The molar mass of argon (Ar) is 39.9 g/mol.
The number of moles of argon is:
33.3 g Ar / 39.9 g/mol = 0.834 mol Ar
Now, we can substitute the values in the ideal gas law equation:
PV = nRT
(1 atm) * V = (0.834 mol) * (0.0821 L·atm/(mol·K)) * (273.15 K)
Simplifying the equation:
V = (0.834 mol) * (0.0821 L·atm/(mol·K)) * (273.15 K) / (1 atm)
Calculating:
V = 18.3 L
So, 33.3 grams of argon will occupy approximately 18.3 liters at STP.
To calculate the volume of a gas at STP (Standard Temperature and Pressure), you can use the ideal gas law equation, which states that PV = nRT. In this equation, P represents the pressure, V represents the volume, n represents the number of moles, R is the ideal gas constant, and T represents the temperature (which is 273.15 Kelvin at STP).
To solve for V, rearrange the equation to V = (nRT) / P.
(a) To find the volume occupied by 1.05 × 10^23 molecules of CH4 at STP, we need to convert the number of molecules to moles.
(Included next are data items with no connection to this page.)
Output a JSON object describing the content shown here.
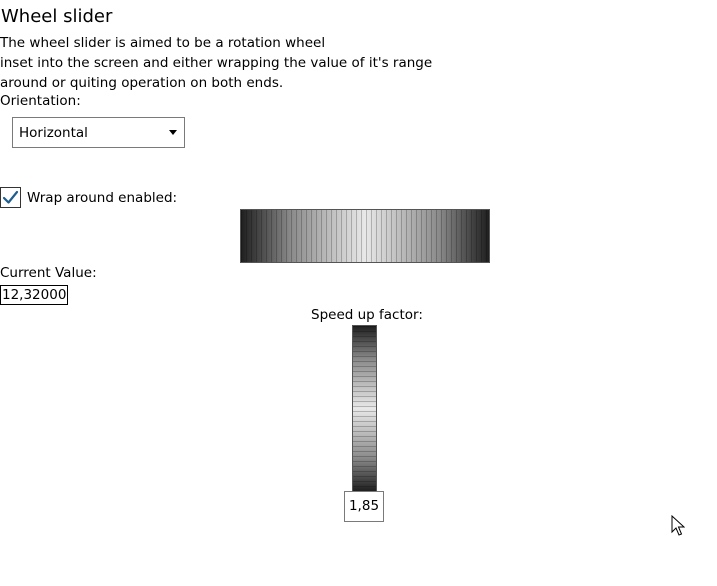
{
  "page": {
    "title": "Wheel slider",
    "description_lines": [
      "The wheel slider is aimed to be a rotation wheel",
      "inset into the screen and either wrapping the value of it's range",
      "around or quiting operation on both ends."
    ]
  },
  "orientation": {
    "label": "Orientation:",
    "selected": "Horizontal"
  },
  "wrap_around": {
    "label": "Wrap around enabled:",
    "checked": true
  },
  "current_value": {
    "label": "Current Value:",
    "value": "12,320000"
  },
  "speed_up": {
    "label": "Speed up factor:",
    "value": "1,85"
  },
  "colors": {
    "checkmark": "#1e5e8f",
    "wheel_dark": "#1f1f1f",
    "wheel_light": "#e8e8e8"
  }
}
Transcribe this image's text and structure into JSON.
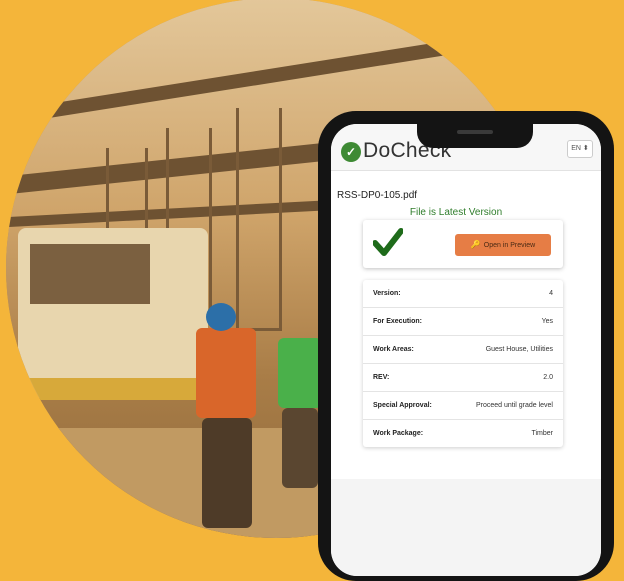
{
  "app": {
    "logo_mark": "✓",
    "logo_text": "DoCheck",
    "language": "EN ⬍"
  },
  "document": {
    "filename": "RSS-DP0-105.pdf",
    "status": "File is Latest Version",
    "open_preview_label": "Open in Preview"
  },
  "details": [
    {
      "label": "Version:",
      "value": "4"
    },
    {
      "label": "For Execution:",
      "value": "Yes"
    },
    {
      "label": "Work Areas:",
      "value": "Guest House, Utilities"
    },
    {
      "label": "REV:",
      "value": "2.0"
    },
    {
      "label": "Special Approval:",
      "value": "Proceed until grade level"
    },
    {
      "label": "Work Package:",
      "value": "Timber"
    }
  ],
  "colors": {
    "background": "#f4b53a",
    "accent_green": "#2f7d2b",
    "button_orange": "#e67d45"
  },
  "icons": {
    "check": "check-icon",
    "key": "key-icon"
  }
}
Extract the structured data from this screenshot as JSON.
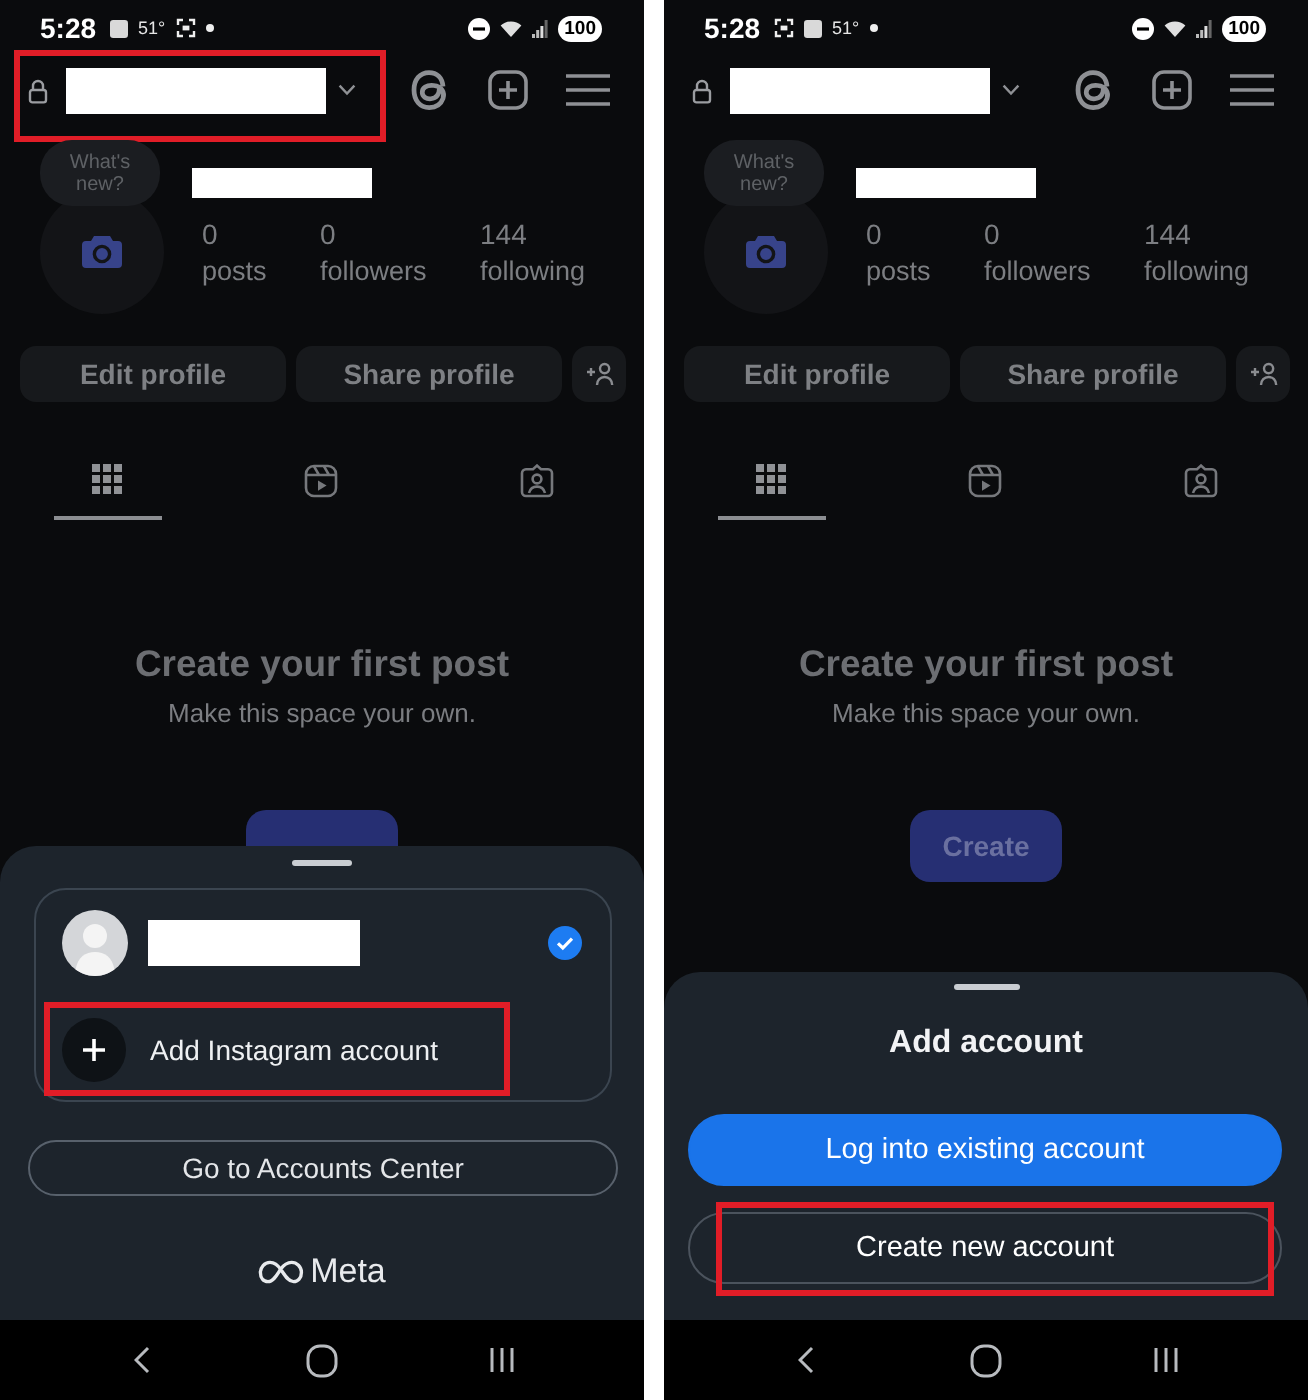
{
  "screens": [
    {
      "status_bar": {
        "time": "5:28",
        "indicators": [
          {
            "kind": "app"
          },
          {
            "kind": "temperature",
            "text": "51°"
          },
          {
            "kind": "screenshot"
          },
          {
            "kind": "dot"
          }
        ],
        "battery": "100"
      },
      "header": {
        "account_switcher": {
          "highlighted": true
        }
      },
      "profile": {
        "whats_new": "What's new?",
        "stats": [
          {
            "value": "0",
            "label": "posts"
          },
          {
            "value": "0",
            "label": "followers"
          },
          {
            "value": "144",
            "label": "following"
          }
        ],
        "buttons": [
          "Edit profile",
          "Share profile"
        ]
      },
      "tabs": [
        {
          "kind": "grid",
          "selected": true
        },
        {
          "kind": "reels",
          "selected": false
        },
        {
          "kind": "tagged",
          "selected": false
        }
      ],
      "empty_state": {
        "title": "Create your first post",
        "subtitle": "Make this space your own."
      },
      "sheet": {
        "kind": "account_switcher",
        "accounts": [
          {
            "selected": true
          }
        ],
        "add_account": {
          "label": "Add Instagram account",
          "highlighted": true
        },
        "accounts_center_button": "Go to Accounts Center",
        "brand": "Meta"
      }
    },
    {
      "status_bar": {
        "time": "5:28",
        "indicators": [
          {
            "kind": "screenshot"
          },
          {
            "kind": "app"
          },
          {
            "kind": "temperature",
            "text": "51°"
          },
          {
            "kind": "dot"
          }
        ],
        "battery": "100"
      },
      "header": {
        "account_switcher": {
          "highlighted": false
        }
      },
      "profile": {
        "whats_new": "What's new?",
        "stats": [
          {
            "value": "0",
            "label": "posts"
          },
          {
            "value": "0",
            "label": "followers"
          },
          {
            "value": "144",
            "label": "following"
          }
        ],
        "buttons": [
          "Edit profile",
          "Share profile"
        ]
      },
      "tabs": [
        {
          "kind": "grid",
          "selected": true
        },
        {
          "kind": "reels",
          "selected": false
        },
        {
          "kind": "tagged",
          "selected": false
        }
      ],
      "empty_state": {
        "title": "Create your first post",
        "subtitle": "Make this space your own.",
        "button": "Create"
      },
      "sheet": {
        "kind": "add_account",
        "title": "Add account",
        "buttons": [
          {
            "kind": "primary",
            "label": "Log into existing account",
            "highlighted": false
          },
          {
            "kind": "secondary",
            "label": "Create new account",
            "highlighted": true
          }
        ]
      }
    }
  ]
}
One mole of any substance contains 6.022 × 10^23 particles (Avogadro's number). Therefore, we can calculate the number of moles using the formula:
Number of moles = (Number of molecules) / (Avogadro's number)
Plugging in the values, we get:
Number of moles = (1.05 × 10^23) / (6.022 × 10^23) ≈ 0.174
Now, we can use the ideal gas law equation to find the volume:
V = (nRT) / P
V = (0.174 * 0.0821 * 273.15) / 1
V ≈ 4.33 L
Therefore, 1.05 × 10^23 molecules of CH4 will occupy approximately 4.33 liters at STP.
(b) To calculate the volume occupied by 1.8 moles of CH4 at STP, we can directly substitute the value of n into the ideal gas law equation:
V = (nRT) / P
V = (1.8 * 0.0821 * 273.15) / 1
V ≈ 41.2 L
Therefore, 1.8 moles of CH4 will occupy approximately 41.2 liters at STP.
(c) To calculate the volume occupied by 33.3 grams of argon at STP, we first need to convert the mass of argon to moles using its molar mass. The molar mass of argon is approximately 39.95 g/mol.
Number of moles = (Mass of argon) / (Molar mass of argon)
Number of moles = 33.3 g / 39.95 g/mol ≈ 0.834
Now, we can use the ideal gas law equation to find the volume:
V = (nRT) / P
V = (0.834 * 0.0821 * 273.15) / 1
V ≈ 17.2 L
Therefore, 33.3 grams of argon will occupy approximately 17.2 liters at STP.